Winnipeg group calling for more trees around the city
Posted August 9, 2022 9:50 pm.
As Winnipeg continues to work on its urban forest strategy, one group in the city is highlighting some of the unseen benefits of having greenery in city centres.
“Roads depreciate, trees increase in value,” said Erna Buffie, interim chair, Trees Please Coalition Winnipeg. “Every time we wipe out an intact forest, we increase the stress of every other green area in the city.”
Buffie says more trees, and better-maintained trees, are an urgent matter that needs to be addressed in Winnipeg.
“We’ve lost 25,000 boulevard trees to Dutch Elm disease in the last five years, and our pruning record is virtually non-existent.”
She says trees can keep your air conditioning costs down in the summer by providing shade to homes and holding moisture in the air and can cut down on harsh wind in the winter.
When cities are mostly surfaced by pavement and asphalt, a heat island effect is created. Areas in the city with less greenery, suffer from much higher temperatures, but there are other unseen effects as well.

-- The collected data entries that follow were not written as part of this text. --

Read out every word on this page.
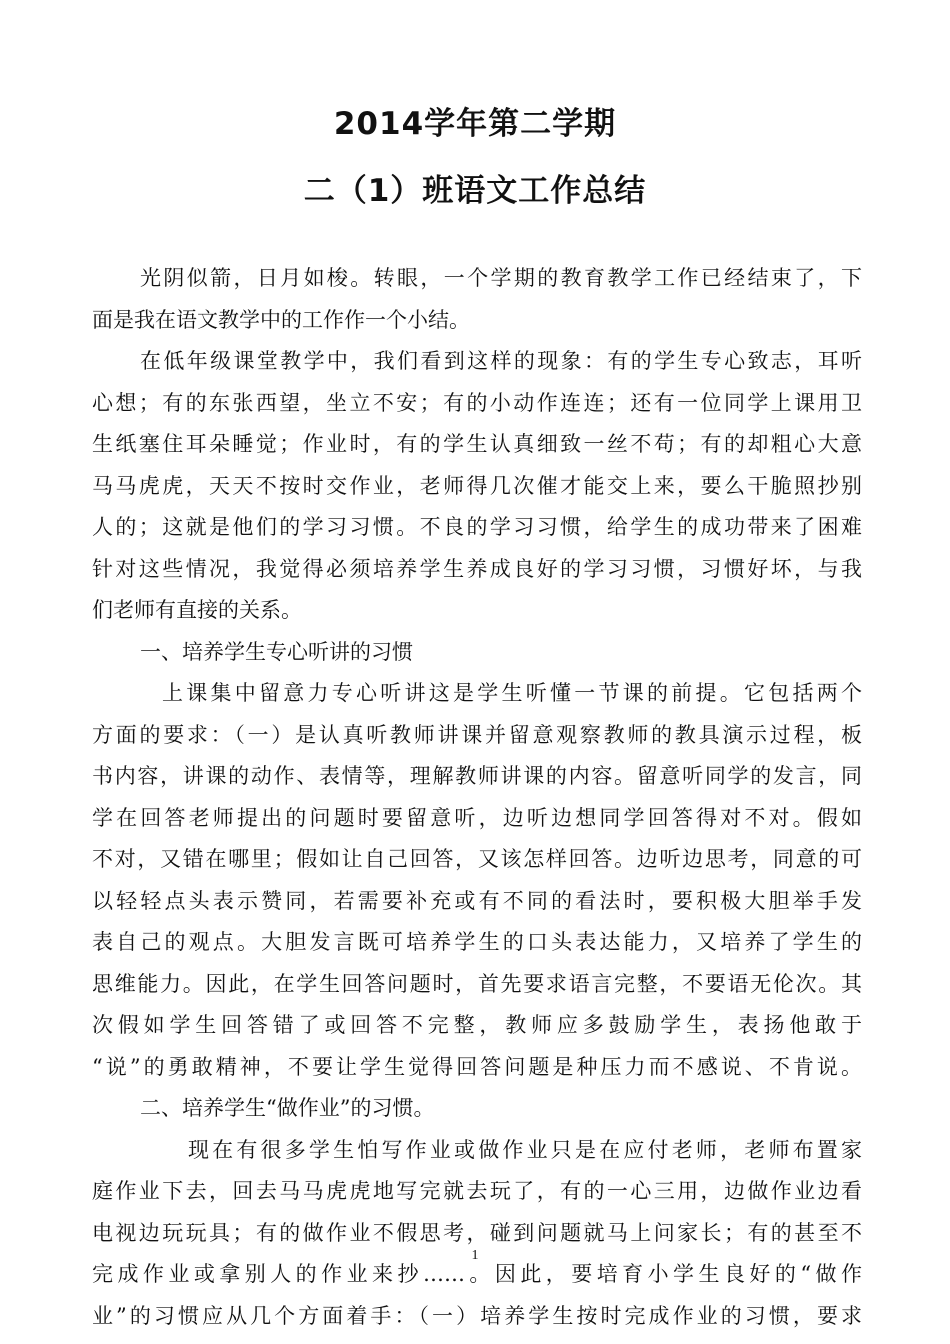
2014学年第二学期
二（1）班语文工作总结
光阴似箭，日月如梭。转眼，一个学期的教育教学工作已经结束了，下
面是我在语文教学中的工作作一个小结。
在低年级课堂教学中，我们看到这样的现象：有的学生专心致志，耳听
心想；有的东张西望，坐立不安；有的小动作连连；还有一位同学上课用卫
生纸塞住耳朵睡觉；作业时，有的学生认真细致一丝不苟；有的却粗心大意
马马虎虎，天天不按时交作业，老师得几次催才能交上来，要么干脆照抄别
人的；这就是他们的学习习惯。不良的学习习惯，给学生的成功带来了困难
针对这些情况，我觉得必须培养学生养成良好的学习习惯，习惯好坏，与我
们老师有直接的关系。
一、培养学生专心听讲的习惯
上课集中留意力专心听讲这是学生听懂一节课的前提。它包括两个
方面的要求：（一）是认真听教师讲课并留意观察教师的教具演示过程，板
书内容，讲课的动作、表情等，理解教师讲课的内容。留意听同学的发言，同
学在回答老师提出的问题时要留意听，边听边想同学回答得对不对。假如
不对，又错在哪里；假如让自己回答，又该怎样回答。边听边思考，同意的可
以轻轻点头表示赞同，若需要补充或有不同的看法时，要积极大胆举手发
表自己的观点。大胆发言既可培养学生的口头表达能力，又培养了学生的
思维能力。因此，在学生回答问题时，首先要求语言完整，不要语无伦次。其
次假如学生回答错了或回答不完整，教师应多鼓励学生，表扬他敢于
“说”的勇敢精神，不要让学生觉得回答问题是种压力而不感说、不肯说。
二、培养学生“做作业”的习惯。
现在有很多学生怕写作业或做作业只是在应付老师，老师布置家
庭作业下去，回去马马虎虎地写完就去玩了，有的一心三用，边做作业边看
电视边玩玩具；有的做作业不假思考，碰到问题就马上问家长；有的甚至不
完成作业或拿别人的作业来抄……。因此，要培育小学生良好的“做作
业”的习惯应从几个方面着手：（一）培养学生按时完成作业的习惯，要求
1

“They fight pollution, sequester carbon, they stop storm runoff to our old storm sewers, they save the city a ton of money in the millions of dollars.”
Conservation Biology Professor Dr. Nicola Koper says lower-income areas of cities tend to have fewer trees. She hopes the urban forest strategy takes that into account and distributes high-density forests evenly across the city.
“What we really need to do is focus on bringing trees back to urban core areas. That’s going to beautify those locations, bring back wildlife, tree and insect communities that help pollinate, but also improve the health and wellbeing of people who live in those environments,” explained Dr. Koper.
Jacob Sawchyn is a natural resource management grad student who is studying the effects on urban wildlife as the city loses more and more of the trees that provide habitat. Sawchyn hopes his research can help show how important tree canopies are to wildlife as well as people.
“This is a proactive study so that maybe we can prepare and have an idea of what is to come on the other end of this transition.”
The City Council will review the recommended urban forest Strategy in late 2022. Buffie hopes that this leads to more green spaces in the city, as well as stronger by-laws to protect the trees that do get planted. She’s encouraging Winnipeggers to think about putting a tree up in their yards as well.
“Whether it’s an intact forest, a boulevard tree, a park tree – we need protection.”